세미나안내
Explaining Neural Networks Through the Lens of Vision-Language Models
[Abstract]
Deep learning has made remarkable progress in various fields, yet its black-box nature remains a significant challenge. Understanding how these models learn and represent features is crucial for improving trustworthiness and real-world applicability, in particular for mission-critical applications. This presentation introduces the potential of Vision-Language Models (VLMs), which bridge vision and language, as a new direction to explain neural networks.
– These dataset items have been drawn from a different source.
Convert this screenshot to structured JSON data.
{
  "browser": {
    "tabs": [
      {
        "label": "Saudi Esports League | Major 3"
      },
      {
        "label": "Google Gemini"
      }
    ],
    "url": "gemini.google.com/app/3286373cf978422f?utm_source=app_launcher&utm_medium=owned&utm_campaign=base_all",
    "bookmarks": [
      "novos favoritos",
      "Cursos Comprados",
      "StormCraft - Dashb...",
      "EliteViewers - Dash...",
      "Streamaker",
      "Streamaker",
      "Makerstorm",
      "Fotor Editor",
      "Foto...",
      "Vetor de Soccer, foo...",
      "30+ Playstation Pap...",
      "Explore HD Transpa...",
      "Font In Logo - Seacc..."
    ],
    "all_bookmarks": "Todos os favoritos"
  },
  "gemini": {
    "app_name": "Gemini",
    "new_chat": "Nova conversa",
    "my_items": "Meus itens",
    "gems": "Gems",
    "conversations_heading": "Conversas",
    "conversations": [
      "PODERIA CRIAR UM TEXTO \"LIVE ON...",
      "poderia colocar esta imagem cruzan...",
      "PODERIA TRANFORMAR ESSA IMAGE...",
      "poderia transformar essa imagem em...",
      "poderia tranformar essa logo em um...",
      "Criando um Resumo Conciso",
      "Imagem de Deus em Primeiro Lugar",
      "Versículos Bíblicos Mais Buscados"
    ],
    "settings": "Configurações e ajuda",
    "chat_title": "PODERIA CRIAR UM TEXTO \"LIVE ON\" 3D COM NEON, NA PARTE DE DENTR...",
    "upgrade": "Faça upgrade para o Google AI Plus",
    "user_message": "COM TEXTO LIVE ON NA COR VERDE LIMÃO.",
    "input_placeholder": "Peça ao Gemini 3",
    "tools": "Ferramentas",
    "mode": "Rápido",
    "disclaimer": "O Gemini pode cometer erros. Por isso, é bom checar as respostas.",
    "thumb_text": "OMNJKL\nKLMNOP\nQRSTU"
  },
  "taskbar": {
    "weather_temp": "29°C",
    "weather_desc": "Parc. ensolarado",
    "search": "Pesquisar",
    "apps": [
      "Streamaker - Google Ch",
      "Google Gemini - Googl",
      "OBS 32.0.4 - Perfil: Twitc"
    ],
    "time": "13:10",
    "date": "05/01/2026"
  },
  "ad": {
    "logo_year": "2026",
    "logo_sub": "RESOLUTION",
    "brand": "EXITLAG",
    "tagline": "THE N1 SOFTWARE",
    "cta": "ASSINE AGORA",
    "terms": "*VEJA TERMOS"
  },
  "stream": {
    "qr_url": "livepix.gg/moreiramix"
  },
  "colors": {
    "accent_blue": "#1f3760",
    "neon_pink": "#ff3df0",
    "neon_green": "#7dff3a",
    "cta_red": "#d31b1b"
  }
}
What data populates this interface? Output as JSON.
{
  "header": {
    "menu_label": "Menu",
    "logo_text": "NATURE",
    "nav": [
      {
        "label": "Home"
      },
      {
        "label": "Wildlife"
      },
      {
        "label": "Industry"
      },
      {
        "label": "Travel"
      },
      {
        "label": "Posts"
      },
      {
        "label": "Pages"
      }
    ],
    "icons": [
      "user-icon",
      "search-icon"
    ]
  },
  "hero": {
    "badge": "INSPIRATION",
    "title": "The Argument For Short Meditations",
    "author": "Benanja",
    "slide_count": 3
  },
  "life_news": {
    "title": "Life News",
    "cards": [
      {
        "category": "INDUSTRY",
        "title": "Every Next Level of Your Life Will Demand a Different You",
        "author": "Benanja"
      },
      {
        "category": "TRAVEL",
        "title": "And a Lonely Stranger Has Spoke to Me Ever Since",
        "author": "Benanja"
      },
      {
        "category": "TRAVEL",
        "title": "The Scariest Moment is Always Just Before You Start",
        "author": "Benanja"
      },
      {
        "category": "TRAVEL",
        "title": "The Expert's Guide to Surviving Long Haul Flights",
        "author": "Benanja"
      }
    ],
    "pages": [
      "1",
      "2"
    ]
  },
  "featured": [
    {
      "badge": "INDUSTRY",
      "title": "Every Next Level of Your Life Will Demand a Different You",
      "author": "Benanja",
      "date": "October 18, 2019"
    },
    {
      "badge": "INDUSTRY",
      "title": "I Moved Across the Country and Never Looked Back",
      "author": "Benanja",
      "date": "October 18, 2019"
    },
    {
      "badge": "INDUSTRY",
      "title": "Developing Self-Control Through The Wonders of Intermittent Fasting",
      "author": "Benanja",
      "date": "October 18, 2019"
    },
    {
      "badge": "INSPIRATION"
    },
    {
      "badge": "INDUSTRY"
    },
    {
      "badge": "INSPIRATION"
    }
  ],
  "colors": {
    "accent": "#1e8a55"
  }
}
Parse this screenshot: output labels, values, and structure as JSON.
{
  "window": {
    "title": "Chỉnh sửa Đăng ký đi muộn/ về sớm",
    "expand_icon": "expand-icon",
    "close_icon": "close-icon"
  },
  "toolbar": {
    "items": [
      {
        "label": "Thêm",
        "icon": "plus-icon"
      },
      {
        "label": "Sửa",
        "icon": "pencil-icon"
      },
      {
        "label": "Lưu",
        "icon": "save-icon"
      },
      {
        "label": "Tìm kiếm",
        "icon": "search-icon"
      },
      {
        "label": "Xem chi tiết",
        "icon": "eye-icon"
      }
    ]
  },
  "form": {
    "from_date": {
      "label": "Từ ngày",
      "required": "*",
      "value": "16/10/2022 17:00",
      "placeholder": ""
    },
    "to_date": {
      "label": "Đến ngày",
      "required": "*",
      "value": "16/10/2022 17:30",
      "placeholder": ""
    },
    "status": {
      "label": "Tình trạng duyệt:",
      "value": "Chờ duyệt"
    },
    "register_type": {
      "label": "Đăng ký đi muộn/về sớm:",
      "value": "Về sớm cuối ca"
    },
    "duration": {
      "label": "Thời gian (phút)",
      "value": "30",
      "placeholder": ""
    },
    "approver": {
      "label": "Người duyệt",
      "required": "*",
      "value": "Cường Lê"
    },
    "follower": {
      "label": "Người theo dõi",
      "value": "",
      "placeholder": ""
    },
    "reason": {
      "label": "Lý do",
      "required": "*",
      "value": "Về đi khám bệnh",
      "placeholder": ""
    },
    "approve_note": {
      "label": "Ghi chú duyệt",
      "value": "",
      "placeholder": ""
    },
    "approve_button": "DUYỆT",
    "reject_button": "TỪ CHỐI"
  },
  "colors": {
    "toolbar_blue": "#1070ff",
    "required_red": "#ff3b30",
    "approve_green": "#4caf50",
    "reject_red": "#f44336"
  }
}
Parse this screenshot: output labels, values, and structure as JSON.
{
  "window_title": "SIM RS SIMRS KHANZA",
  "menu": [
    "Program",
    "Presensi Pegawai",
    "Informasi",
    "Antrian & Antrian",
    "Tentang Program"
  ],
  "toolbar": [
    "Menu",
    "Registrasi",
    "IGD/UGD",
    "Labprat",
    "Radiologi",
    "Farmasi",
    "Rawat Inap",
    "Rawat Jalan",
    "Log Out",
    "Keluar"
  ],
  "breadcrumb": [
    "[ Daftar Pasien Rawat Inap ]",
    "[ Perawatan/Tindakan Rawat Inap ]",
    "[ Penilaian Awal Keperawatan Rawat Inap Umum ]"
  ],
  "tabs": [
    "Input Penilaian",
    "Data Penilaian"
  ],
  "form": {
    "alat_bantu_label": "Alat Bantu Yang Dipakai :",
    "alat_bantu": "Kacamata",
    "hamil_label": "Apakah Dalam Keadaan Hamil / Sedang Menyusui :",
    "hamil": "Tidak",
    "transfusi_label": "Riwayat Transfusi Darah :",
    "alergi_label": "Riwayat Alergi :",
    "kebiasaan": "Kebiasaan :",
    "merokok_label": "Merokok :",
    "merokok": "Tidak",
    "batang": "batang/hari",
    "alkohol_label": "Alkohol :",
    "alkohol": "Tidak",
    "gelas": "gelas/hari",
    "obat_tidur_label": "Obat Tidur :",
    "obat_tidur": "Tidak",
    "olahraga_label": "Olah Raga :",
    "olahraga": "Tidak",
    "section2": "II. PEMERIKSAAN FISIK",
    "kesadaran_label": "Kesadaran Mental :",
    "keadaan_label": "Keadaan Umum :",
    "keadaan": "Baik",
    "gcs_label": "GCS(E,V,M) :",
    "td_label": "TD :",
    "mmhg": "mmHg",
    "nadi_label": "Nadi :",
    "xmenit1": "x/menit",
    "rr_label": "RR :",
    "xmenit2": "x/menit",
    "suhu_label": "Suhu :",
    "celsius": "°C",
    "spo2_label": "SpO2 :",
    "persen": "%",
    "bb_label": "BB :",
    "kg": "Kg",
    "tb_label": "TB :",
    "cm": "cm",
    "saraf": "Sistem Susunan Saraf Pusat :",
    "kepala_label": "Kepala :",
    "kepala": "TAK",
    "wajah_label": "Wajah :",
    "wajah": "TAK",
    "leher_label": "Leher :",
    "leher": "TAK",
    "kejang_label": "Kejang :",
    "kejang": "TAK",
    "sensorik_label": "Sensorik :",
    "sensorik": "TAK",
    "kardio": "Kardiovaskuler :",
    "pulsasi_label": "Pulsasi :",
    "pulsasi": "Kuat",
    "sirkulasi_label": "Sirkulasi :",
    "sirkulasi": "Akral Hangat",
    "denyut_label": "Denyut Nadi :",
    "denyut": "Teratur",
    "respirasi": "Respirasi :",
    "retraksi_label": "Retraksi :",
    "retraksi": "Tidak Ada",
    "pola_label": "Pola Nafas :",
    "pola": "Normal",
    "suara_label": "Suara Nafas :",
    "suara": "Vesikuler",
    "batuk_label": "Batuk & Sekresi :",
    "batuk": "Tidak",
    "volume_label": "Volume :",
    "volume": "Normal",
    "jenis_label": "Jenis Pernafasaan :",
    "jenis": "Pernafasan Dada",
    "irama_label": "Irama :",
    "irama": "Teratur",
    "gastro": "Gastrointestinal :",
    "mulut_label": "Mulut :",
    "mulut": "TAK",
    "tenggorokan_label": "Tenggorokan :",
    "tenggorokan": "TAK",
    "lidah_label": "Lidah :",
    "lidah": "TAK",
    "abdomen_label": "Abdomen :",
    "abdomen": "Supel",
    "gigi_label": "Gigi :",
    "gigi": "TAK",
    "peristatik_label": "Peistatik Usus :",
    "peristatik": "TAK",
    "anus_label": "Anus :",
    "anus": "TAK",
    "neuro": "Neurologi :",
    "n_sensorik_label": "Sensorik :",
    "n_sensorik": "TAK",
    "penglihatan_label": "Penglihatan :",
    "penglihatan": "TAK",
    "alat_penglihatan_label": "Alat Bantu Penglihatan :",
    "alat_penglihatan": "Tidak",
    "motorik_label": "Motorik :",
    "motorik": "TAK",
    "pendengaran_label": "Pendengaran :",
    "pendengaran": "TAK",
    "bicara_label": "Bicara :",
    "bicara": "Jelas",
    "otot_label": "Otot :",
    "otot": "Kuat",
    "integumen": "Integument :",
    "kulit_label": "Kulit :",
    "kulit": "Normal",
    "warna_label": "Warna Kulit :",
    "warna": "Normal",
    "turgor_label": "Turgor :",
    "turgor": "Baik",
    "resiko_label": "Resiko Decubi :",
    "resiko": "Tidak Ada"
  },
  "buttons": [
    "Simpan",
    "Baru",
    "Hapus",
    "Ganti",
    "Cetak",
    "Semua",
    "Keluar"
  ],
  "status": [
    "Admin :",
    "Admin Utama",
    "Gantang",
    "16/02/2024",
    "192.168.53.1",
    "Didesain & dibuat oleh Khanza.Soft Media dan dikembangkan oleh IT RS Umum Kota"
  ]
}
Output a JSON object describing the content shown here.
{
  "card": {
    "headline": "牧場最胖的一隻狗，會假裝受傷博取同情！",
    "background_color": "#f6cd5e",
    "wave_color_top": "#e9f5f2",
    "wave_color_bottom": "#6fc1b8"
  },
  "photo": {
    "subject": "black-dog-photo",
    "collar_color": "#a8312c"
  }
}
First, I will introduce recent approaches for neuron-concept association through the lens of VLMs, which uncover the internal representation of models. Then, I will introduce recent studies of generating natural language explanations with VLM-based cross-modal retrieval to justify the decision of models. Finally, I will introduce my future research direction to trustworthy AI for the surgical domain.
[Biography]
Seong Tae Kim is an Assistant Professor in School of Computing at Kyung Hee University, where he leads Augmented Intelligence Lab. Prior to joining KHU, he was a Senior Research Scientist in Chair for Computer Aided Medical Procedures at Technical University of Munich. His research interests span various topics of trustworthy AI, including the interpretability of AI models, natural language explanation, and uncertainty analysis. He has served as Area Chair for MICCAI (2022-2024), Associate Editor of IEEE Transactions on Circuits and Systems for Video Technology (2022-present), and Organizing Committee of MICCAI2025 and MICCAI Workshops on Graphs in Biomedical Image Analysis in 2025.